La cerimonia del matrimonio fu seguita da 30 milioni di telespettatori, ovvero tutti coloro che disponevano di un televisore nel 1956. L’evento contribuì al rinnovamento del principato e concorse all’ideazione di un nuovo genere giornalistico, vale a dire la cronaca rosa rivolto alle masse. Fu inoltre la prima occasione in cui si coniò l’ espressione “nozze del secolo”.

La scelta di Ranieri cadde sulla giovane Grace poiché una delle intenzioni del principe era quella di riportare sul piano internazionale il suo minuscolo regno, sull’orlo del fallimento economico: aveva bisogno quindi di una donna di grande notorietà, una vera e propria stella del cinema “in grado di portare lo splendore di Hollywood a Monaco”.

Quando Ranieri mise gli occhi su Grace, la ragazza stava frequentando lo stilista Oleg Cassini; tra i due sembrava esserci armonia ed affetto, ma ad un certo punto la donna pose fine alla loro relazione comunicandogli semplicemente che avrebbe sposato il principe. Il 5 gennaio 1956 venne annunciato il fidanzamento tra i due; molti videro le nozze come un matrimonio di interesse: Grace voleva una corona, Ranieri assicurare il proprio futuro. Nonostante le intenzioni probabilmente poco trasparenti, il matrimonio celebrato il 19 aprile 1956 fu un vero colpo di genio e diede visibilità a tutti, in particolar modo al principato stesso. Il caso mediatico tuttavia non si limitò al giorno delle nozze, ma accompagnò per tutta la vita i principi e tutt’oggi gli eredi sono vittime della fame di gossip e attenzione da parte dei giornalisti.

Come sostiene l’ex fidanzato Oleg Cassini, la chiave del successo di Grace fu quello di “[…] non smettere mai di recitare il ruolo della principessa”: la Kelly a 26 anni sapeva controllare in maniera magistrale le proprie emozioni, imparò il francese e il protocollo della famiglia reale. La donna, dopo aver dato alla luce Caroline, Alberto e Stéphanie, si arrese all’idea che non sarebbe più tornata sulle scene dei suoi amati film di Hitchcock. Da quel momento in poi si sarebbe limitata a sponsorizzare alcuni eventi legati al principato, come il Grand Prix, e avrebbe fatto l’indossatrice (celebre è la borsa che porta il suo nome disegnata da Hermès).

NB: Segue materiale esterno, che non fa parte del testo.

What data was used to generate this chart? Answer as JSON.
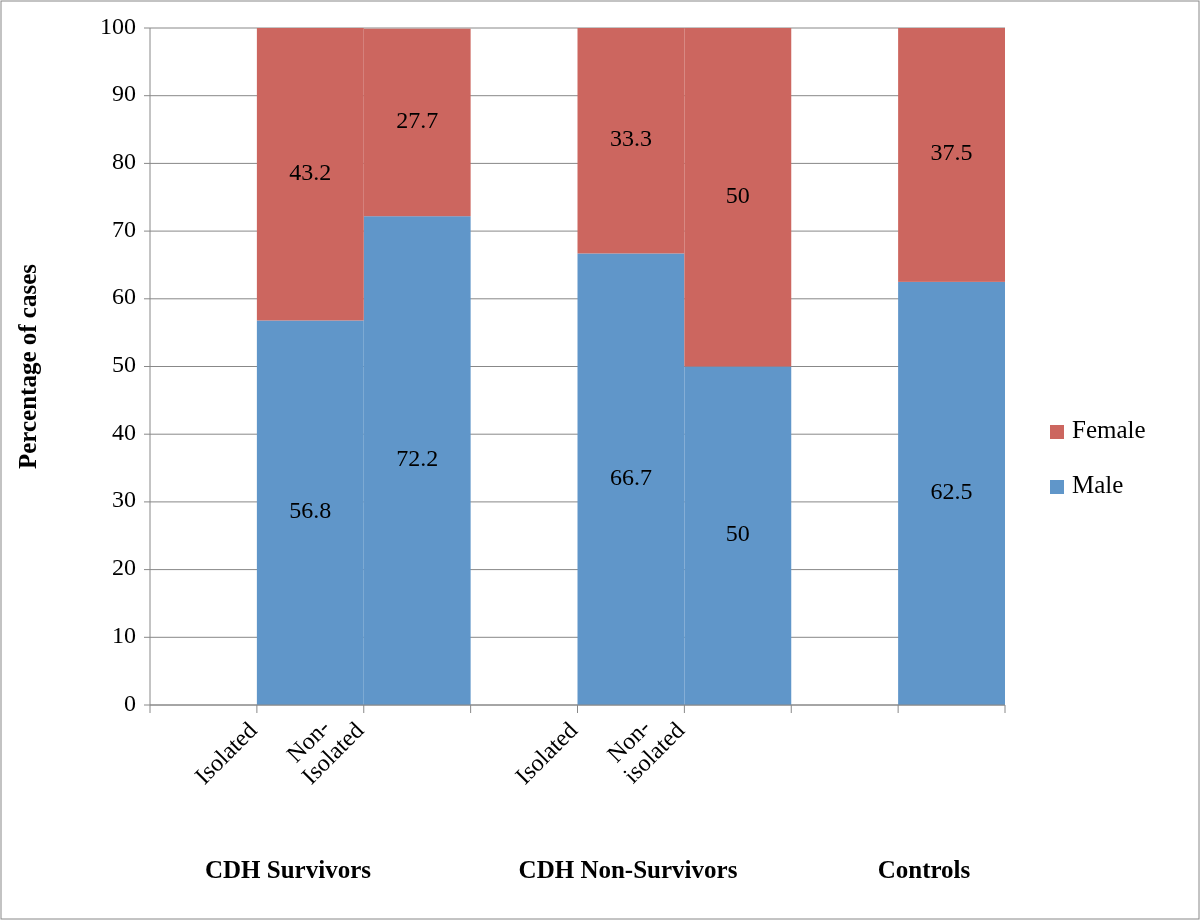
{
  "chart_data": {
    "type": "bar",
    "stacked": true,
    "ylabel": "Percentage of cases",
    "categories": [
      "Isolated",
      "Non-Isolated",
      null,
      "Isolated",
      "Non-isolated",
      null,
      null,
      null
    ],
    "series": [
      {
        "name": "Male",
        "color": "#6096c9",
        "values": [
          null,
          56.8,
          72.2,
          null,
          66.7,
          50,
          null,
          62.5
        ]
      },
      {
        "name": "Female",
        "color": "#cc665f",
        "values": [
          null,
          43.2,
          27.7,
          null,
          33.3,
          50,
          null,
          37.5
        ]
      }
    ],
    "ylim": [
      0,
      100
    ],
    "yticks": [
      0,
      10,
      20,
      30,
      40,
      50,
      60,
      70,
      80,
      90,
      100
    ],
    "grid": "y",
    "legend": "right",
    "data_labels": true,
    "annotations": [
      "CDH Survivors",
      "CDH Non-Survivors",
      "Controls"
    ]
  }
}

Il 13 settembre 1982, mentre Grace e sua figlia Stéphanie stavano rientrando a Monaco, la macchina della principessa sbandò e precipitò in un burrone: la madre morì il giorno seguente a causa delle ferite riportate, mentre la figlia sopravvisse all’incidente. Il funerale della principessa fu un evento mediatico ancora più seguito del matrimonio, poiché, complice la maggiore diffusione della televisione, si stima che quasi 100 milioni di persone in tutto il mondo abbiano seguito l’evento in diretta.

Grace vinse l’oscar come migliore attrice nel 1955, un anno prima di diventare Sua Altezza Serenissima di Monaco. Icona di talento, bellezza ed eleganza, la sua immagine e soprattutto la sua storia attraggono ancora oggi, a testimonianza del fatto che alcuni miti sono davvero intramontabili.